Newswise — Farmers in Bangladesh who are battling outbreaks of leaf blight and insect pests are now getting expert help from Southeast Asia's first plant disease clinic, co-founded by Robert Wick of the University of Massachusetts Amherst. The clinic is housed at the Bangladesh Agricultural University in Mymensingh, under the direction of co-founder M. Bahadur Meah.
"Several farmers attended the opening ceremony, including one who had travelled over 20 kilometers by bus and rickshaw to find out what was stunting the growth of his bitter gourd vines," says Wick, a professor of plant pathology who secured funding for the clinic from the U.S.D.A. Foreign Agricultural Service. "Clearly, they were desperate for ways to increase their crop yields."
An online journal on Bangladesh by Wick can be found athttp://people.umass.edu/wick/fulbright/2008.html.
According to Wick, Bangladesh claimed to be self-sufficient in 2005, but unexpected losses due to pests and weather have kept farmers from producing enough food to satisfy demand. Rice has been especially hard-hit, forcing the government to import this staple crop, which is eaten daily by most Bangladeshi. Lines of women and children waiting to purchase rice at a reduced cost have become a familiar fixture in many cities.

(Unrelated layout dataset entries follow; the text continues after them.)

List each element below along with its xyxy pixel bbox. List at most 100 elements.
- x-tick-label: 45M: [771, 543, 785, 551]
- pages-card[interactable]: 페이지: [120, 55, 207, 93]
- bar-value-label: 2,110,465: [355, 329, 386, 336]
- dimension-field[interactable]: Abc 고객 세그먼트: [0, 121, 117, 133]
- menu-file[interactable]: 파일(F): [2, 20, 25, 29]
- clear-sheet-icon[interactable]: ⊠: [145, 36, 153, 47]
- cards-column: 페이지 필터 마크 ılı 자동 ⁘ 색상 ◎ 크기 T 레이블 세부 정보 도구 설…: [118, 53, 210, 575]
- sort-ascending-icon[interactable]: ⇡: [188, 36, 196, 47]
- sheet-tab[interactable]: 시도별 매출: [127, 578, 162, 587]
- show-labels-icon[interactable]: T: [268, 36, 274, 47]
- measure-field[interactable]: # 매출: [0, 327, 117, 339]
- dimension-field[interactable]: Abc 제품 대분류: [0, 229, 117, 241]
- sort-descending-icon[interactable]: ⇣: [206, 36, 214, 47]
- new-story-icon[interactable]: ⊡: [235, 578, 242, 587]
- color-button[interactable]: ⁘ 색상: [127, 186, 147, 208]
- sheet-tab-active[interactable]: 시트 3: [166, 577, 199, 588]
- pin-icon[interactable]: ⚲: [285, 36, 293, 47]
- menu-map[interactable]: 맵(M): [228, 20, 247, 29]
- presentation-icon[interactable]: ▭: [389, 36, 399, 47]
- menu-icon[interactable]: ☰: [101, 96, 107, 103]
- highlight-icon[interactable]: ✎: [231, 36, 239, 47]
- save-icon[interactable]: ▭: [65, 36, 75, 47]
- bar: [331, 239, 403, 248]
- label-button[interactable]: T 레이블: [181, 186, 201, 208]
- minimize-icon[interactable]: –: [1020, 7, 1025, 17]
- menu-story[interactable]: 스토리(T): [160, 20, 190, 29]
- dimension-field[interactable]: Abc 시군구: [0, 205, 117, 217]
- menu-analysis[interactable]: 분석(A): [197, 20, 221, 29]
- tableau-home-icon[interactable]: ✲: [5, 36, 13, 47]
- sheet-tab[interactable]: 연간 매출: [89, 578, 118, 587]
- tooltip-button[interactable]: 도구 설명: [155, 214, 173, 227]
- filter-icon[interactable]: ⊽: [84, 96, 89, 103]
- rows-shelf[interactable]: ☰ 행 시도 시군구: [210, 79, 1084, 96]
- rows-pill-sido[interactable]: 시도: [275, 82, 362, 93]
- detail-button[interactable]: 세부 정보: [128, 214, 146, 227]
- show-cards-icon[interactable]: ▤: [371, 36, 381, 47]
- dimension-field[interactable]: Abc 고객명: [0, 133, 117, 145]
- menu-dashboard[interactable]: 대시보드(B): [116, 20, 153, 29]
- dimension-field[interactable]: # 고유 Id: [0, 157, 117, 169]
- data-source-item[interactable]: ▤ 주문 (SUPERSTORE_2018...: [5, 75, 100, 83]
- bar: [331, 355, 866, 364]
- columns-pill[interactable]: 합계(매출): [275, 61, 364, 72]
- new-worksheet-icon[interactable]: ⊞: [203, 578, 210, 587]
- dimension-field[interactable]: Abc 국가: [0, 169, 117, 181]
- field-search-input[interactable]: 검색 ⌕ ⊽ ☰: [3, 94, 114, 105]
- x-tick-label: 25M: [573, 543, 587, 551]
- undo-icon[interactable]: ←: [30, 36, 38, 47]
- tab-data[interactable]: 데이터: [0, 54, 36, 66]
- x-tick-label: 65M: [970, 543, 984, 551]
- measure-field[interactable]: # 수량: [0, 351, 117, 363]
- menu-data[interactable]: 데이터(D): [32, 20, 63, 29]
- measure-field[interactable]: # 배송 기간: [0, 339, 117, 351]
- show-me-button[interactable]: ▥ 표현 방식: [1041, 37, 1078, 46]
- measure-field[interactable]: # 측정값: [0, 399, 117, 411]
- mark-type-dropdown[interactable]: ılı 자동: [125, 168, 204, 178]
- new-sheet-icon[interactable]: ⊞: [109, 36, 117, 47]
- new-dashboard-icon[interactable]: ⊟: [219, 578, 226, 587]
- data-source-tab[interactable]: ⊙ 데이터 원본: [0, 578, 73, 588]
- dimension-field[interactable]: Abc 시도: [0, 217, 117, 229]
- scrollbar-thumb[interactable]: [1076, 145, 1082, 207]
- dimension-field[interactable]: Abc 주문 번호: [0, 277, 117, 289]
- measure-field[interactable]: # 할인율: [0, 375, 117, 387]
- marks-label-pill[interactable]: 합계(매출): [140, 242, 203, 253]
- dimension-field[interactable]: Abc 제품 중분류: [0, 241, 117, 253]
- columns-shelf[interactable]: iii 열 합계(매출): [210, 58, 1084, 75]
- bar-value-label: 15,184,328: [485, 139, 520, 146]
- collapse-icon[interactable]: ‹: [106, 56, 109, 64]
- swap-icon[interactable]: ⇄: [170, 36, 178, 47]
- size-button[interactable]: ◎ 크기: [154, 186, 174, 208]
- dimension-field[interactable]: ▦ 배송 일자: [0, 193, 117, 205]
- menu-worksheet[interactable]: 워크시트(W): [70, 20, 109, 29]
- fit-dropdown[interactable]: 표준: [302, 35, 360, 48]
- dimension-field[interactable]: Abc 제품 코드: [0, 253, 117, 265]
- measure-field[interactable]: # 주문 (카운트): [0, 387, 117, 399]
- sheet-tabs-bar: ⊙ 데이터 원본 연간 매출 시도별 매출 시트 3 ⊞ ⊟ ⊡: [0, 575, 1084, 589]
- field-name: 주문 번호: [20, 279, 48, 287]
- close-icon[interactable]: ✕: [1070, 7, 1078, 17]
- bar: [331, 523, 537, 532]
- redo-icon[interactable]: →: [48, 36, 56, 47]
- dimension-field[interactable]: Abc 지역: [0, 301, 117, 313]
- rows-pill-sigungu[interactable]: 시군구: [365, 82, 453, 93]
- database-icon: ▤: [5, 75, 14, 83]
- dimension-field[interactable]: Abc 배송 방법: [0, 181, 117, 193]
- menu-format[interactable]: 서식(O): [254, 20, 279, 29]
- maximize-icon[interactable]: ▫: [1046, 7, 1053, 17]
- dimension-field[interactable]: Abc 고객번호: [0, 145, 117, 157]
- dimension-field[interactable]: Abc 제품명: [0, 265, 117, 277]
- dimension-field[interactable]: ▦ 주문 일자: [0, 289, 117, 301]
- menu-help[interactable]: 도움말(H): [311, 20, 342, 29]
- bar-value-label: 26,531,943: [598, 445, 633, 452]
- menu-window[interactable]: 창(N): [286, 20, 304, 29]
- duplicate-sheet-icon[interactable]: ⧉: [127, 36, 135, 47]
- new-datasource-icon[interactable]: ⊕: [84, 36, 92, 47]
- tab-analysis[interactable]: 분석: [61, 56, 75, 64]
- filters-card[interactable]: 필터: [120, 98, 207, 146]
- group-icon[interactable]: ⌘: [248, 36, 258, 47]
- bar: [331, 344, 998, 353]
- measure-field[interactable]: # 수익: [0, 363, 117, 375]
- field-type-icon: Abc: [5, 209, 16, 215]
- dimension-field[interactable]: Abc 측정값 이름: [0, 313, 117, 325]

A significant part of the problem is that an estimated 20 percent of the crops grown in Bangladesh are lost to insect pests and diseases before they reach the table. Increasing the amount of land used for agriculture won't solve the problem. "Most of the arable land is already under crop production, and in some cases, a single plot of land produces up to three crops each year," says Wick. "Increases in food production will come from using high-yield cultivars and the management of pests and weeds."
Through the clinic, farmers and extension agents finally have a way to positively identify hundreds of plant diseases caused by microorganisms, instead of relying on visual inspections, which are often inaccurate. Farmers will be able to bring plant samples to the clinic, and the staff will use culturing techniques and microscopes to identify which fungus, bacteria or virus is causing the problem. The clinic will also identify insect pests, and provide information on nutrient deficiencies and their causes.
After receiving a diagnosis, farmers will be advised on the best management practices for controlling their particular problem, which will protect their health and the health of the environment by reducing pesticide use.
"Right now, farmers in Bangladesh believe that a prescription for pesticides will solve their crop problems, but this won't help if the damage stems from bacteria or a plant virus," says Wick. "At the clinic, they will be told how to manage crops in an environmentally friendly way, using cultural methods like weeding, rotating crops and trapping pests."
According to estimates by the Food and Agriculture Organization of the United Nations, the average pesticide application rate in Bangladesh is currently 1.36 kilograms per hectare, which is equivalent to roughly 2.5 acres. This exceeds the recommended environmentally safe rate of 0.98 kilograms per hectare. Most of the pesticides are being used on rice crops, a situation that has led to water quality problems and the death of fish. Clinic staff will also educate farmers on the safe use of pesticides.
Although recently opened, the center has an ambitious agenda. In addition to helping farmers increase their crop yields and financial security, the center will educate extension specialists and students by offering workshops. Wick taught diagnostic plant pathology in Bangladesh as a Fulbright Scholar in 2006.
The clinic can also provide a quality control center for certifying that plants for export are free of pathogens, identify important or emerging problems that require investigation, and develop a historic record of the occurrence of plant diseases.
Eventually, the team hopes to establish clinics in each of the six districts of Bangladesh, similar to the plant disease clinics found at land grant universities in each state in the U.S.